First reread: this is an organic approach to Conditioning. First, the chant, then the reduction, then oblivion, then locus
Another officer rushed him, a young noble with the motif of House Biaxi across his shield. Cnaiür could see the terror in his eyes, the realization
A note later in the book tells us Biaxi are the ancestral rivals of the Ikurei. Whoops, looks like whoever planned this battleground stuck the Biaxi squires in the way of where the Utemot charge would be. I'm sure Conphas didn't mean anything by it.
His uncle was like those uncommon drunks who slurred and staggered day after day yet became lethally alert when confronted by danger.
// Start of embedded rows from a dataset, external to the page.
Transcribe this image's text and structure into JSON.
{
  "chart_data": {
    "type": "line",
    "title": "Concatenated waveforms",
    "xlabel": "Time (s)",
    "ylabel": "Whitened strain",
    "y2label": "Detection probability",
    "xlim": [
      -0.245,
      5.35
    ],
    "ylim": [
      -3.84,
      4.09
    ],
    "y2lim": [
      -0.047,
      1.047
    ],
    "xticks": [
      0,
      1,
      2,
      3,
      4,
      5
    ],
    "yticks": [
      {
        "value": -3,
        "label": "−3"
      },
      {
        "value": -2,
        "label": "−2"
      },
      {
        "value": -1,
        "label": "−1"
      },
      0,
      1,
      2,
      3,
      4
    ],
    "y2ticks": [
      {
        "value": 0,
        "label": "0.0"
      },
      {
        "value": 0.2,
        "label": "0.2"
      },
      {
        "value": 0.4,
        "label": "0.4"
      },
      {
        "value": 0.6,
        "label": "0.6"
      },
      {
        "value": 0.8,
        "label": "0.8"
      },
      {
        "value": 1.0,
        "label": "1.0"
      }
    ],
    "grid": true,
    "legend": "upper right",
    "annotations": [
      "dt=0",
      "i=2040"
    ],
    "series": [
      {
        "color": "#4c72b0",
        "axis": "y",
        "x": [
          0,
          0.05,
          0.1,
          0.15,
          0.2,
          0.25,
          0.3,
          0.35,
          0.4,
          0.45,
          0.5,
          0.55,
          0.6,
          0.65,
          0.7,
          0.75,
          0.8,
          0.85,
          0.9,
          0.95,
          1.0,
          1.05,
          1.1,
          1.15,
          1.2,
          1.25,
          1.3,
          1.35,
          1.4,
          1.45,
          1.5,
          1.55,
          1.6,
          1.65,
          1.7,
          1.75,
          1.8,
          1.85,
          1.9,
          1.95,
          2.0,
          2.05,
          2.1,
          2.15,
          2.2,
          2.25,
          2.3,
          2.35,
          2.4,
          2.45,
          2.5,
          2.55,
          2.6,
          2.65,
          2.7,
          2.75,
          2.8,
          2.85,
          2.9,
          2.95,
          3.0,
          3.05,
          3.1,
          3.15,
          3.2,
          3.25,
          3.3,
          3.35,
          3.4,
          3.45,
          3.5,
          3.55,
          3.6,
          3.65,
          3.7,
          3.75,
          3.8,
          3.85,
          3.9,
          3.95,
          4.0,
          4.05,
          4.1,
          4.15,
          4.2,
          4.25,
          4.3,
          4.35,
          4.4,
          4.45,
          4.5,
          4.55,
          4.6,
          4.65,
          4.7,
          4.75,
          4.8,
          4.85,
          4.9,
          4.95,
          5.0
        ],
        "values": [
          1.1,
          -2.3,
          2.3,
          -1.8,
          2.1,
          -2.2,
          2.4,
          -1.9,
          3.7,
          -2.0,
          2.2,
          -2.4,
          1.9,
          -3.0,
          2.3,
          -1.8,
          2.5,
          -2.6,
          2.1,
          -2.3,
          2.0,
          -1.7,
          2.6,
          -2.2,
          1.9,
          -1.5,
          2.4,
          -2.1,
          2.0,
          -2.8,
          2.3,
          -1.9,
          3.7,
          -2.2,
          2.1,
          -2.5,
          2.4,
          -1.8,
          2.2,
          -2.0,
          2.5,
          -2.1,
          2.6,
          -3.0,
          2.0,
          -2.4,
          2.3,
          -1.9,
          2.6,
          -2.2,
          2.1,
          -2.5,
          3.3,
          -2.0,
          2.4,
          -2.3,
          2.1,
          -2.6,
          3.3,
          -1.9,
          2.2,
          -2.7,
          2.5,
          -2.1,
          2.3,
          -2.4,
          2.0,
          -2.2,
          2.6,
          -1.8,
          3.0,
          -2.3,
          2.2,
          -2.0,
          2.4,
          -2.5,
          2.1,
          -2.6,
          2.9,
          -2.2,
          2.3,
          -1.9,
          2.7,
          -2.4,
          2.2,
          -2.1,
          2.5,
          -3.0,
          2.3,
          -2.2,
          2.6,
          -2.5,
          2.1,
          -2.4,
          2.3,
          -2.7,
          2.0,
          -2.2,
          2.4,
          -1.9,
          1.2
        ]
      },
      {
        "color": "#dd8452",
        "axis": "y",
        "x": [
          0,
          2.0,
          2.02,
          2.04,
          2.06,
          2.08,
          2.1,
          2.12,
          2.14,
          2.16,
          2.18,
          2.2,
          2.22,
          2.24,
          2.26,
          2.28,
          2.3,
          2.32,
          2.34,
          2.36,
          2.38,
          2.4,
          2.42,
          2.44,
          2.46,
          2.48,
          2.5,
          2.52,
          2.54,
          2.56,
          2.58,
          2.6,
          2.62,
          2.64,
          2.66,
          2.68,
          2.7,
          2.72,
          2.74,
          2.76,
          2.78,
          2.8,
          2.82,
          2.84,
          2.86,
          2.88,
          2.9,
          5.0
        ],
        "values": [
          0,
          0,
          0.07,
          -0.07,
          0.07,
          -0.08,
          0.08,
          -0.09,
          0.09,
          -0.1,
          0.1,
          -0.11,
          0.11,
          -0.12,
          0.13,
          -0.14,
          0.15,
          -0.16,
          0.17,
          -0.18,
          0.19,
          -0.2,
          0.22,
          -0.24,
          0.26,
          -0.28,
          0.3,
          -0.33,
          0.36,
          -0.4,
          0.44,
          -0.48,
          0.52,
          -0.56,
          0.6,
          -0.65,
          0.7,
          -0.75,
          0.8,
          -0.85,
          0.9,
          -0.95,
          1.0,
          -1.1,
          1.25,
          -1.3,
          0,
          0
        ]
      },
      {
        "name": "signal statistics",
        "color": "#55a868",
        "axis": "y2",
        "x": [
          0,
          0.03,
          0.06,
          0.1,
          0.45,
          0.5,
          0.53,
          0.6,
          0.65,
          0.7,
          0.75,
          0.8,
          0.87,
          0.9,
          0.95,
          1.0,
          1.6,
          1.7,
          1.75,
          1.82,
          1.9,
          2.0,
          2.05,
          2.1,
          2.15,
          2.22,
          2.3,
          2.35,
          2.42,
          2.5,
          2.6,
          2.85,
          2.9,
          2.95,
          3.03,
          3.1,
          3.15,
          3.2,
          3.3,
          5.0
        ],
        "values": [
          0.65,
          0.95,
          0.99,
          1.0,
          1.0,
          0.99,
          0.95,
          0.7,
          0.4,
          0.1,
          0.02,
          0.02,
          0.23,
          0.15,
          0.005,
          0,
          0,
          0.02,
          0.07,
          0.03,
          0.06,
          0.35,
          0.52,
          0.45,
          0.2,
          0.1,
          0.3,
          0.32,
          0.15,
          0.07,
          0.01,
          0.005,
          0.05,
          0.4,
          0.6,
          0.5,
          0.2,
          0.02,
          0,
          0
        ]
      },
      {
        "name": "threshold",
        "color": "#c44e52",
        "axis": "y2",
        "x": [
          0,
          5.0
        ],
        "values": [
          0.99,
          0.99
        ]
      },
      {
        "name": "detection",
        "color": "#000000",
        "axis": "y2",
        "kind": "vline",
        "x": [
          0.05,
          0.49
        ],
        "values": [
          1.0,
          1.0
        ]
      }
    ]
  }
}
Surprisingly reinforces from a second perspective the emperor's belief in his ability to detect danger. We may otherwise have assumed this to be an unreliable narrator, a drunk believing himself more sober than apparent, a blind spot in paranoia.
Tremors spilled into Xerius’s hands. He clasped them together. Attempted to gather his thoughts. Looked away from their wolfish faces. All those years ago! Fumbling with a small black vial the size of a child’s finger, pouring the poison into his father’s ear. His father! And his mother’s . . . no, Istriya’s voice thundering in his thoughts: The dynasty, Xerius! The dynasty!
Again, the hands are Xerius's tic. The ear poison calls King Hamlet's death at Claudius's hands to mind; is a son to revenge his ancestor on an uncle soon?
The official criteria for such rank were clear, more or less—nearness to the Emperor, which was easily measured by the hierarchy of stations within his labyrinthine ministries, or, at the opposite pole, affiliation with House Biaxi, the traditional rival of House Ikurei.
At Kiyuth, the Biaxi squires are placed to receive the Utemot charge - Cnaiur mentally marks a device worn by a young challenger.